After losing Clare at five weeks and six days gestation, Prochaska was in the hospital preparing for necessary follow-up surgery. While signing document after document, she was appalled when she came across one of the forms provided by the nurse: the document authorized disposing of “the product” as medical waste.

“The thought of throwing her away as ‘medical waste…,'” she struggled as she relayed the story; many in the congregation joining her in tears. “It broke my heart.”

She refused to sign it, and asked for the baby’s remains for a proper burial.

“We had to fight to be able to treat Clare with the dignity she deserved,” she said. Ultimately they were able to bury their daughter at Sacred Heart of Mary Cemetery in Boulder, and they take comfort in visiting the site.
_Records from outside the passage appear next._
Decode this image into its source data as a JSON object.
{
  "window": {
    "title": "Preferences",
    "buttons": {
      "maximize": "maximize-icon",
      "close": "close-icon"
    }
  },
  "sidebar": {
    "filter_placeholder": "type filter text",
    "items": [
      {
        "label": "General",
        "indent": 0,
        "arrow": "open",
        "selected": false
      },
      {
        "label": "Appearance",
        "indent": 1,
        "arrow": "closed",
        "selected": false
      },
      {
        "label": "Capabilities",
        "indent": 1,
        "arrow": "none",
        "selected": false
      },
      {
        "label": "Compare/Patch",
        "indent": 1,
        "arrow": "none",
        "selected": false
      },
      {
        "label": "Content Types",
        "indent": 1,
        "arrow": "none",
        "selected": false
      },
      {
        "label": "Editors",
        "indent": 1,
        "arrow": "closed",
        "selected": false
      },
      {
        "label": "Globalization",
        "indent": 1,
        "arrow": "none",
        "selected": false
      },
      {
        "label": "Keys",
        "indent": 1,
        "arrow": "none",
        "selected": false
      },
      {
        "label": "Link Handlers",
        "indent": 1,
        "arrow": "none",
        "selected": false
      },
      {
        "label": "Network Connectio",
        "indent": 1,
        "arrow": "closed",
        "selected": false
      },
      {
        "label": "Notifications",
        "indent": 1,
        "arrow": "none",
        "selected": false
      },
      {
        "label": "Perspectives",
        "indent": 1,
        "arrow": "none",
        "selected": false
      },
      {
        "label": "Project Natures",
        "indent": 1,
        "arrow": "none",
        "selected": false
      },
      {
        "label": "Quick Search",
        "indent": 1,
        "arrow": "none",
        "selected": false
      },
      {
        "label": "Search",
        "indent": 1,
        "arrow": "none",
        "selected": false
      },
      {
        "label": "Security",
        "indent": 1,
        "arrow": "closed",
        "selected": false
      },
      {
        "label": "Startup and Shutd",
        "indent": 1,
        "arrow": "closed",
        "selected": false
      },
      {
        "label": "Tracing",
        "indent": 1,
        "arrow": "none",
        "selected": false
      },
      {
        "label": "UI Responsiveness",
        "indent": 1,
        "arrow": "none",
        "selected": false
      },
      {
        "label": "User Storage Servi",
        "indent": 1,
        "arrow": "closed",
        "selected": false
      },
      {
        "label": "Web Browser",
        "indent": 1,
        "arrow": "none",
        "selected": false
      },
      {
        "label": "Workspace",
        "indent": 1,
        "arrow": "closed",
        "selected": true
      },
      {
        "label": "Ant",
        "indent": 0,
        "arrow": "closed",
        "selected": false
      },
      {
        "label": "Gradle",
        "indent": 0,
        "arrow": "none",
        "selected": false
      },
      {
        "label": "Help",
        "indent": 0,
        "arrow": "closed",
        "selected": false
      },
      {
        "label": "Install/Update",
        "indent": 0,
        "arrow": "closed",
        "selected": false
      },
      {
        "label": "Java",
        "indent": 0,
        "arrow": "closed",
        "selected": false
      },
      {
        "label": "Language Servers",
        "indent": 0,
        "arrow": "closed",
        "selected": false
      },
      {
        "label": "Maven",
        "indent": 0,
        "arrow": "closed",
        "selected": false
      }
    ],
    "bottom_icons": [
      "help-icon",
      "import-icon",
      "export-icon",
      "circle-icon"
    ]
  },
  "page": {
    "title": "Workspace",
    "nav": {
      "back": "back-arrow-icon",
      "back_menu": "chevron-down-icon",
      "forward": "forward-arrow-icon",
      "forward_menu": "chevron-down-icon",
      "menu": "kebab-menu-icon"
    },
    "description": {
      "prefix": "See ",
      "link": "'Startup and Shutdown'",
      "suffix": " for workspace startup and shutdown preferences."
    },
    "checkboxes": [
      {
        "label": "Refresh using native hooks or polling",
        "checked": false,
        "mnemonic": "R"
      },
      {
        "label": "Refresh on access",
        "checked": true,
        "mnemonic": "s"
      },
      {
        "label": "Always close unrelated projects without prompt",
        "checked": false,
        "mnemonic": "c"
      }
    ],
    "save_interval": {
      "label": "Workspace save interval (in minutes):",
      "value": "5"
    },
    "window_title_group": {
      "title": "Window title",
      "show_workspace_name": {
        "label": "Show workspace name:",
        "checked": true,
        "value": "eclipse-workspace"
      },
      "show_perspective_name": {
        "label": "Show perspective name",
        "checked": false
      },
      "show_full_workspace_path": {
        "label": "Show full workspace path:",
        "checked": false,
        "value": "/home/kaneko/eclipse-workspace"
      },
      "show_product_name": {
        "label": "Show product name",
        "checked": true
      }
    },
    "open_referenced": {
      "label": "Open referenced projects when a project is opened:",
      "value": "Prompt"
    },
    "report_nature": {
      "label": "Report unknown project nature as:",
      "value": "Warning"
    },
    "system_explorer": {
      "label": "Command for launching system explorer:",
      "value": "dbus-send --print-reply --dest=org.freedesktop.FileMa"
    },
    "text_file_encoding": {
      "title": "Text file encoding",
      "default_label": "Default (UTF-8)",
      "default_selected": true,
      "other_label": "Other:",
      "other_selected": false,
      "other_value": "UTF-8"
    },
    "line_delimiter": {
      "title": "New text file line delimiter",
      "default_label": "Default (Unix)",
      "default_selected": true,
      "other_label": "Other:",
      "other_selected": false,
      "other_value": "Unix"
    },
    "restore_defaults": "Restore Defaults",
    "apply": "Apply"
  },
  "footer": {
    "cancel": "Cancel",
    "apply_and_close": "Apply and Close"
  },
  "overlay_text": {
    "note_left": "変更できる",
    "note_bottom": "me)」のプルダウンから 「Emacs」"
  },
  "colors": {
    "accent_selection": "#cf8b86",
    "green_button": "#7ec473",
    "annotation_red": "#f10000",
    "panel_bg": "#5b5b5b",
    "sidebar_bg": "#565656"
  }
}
“There’s a lot of uncertainty about how to handle the reality of miscarriage,” Prochaska said. “I think this is due to the fact that most miscarriages happen so early in pregnancy: before you can see the baby on the ultrasound, before you can feel it move, and before you look pregnant.”

She encouraged those parents to not be tempted to just “move on” because not dealing with the loss of the child can prevent them from getting the healing they need.

This was the case for the family of Father John Nepil, parocial vicar at Queen of Peace, who celebrated the Mass—a Mass he organized prompted by his family’s grief over the loss of his two older siblings to miscarriage many years ago. Their grief has come to the surface in the last 12 years or so, he said, as their faith has deepened prompting a “deeper recognition of life.”

“As it looks, I’m the oldest of three,” Father Nepil said in his homily. “But my brother reminds me I’m the middle child.”

His older siblings are “completely unique and beautiful in the eyes of God,” he said.

“Because they’re with Christ, they’re more real than I am.”

While it is difficult and often messy to deal with the grief, it is important to recognize these real children, with real souls.

“To live a life recognizing life, and recognizing the fullness of our family life, is a profound freedom,” he said. “The pain of it is worth it … you have to trust that they are with the Lord.”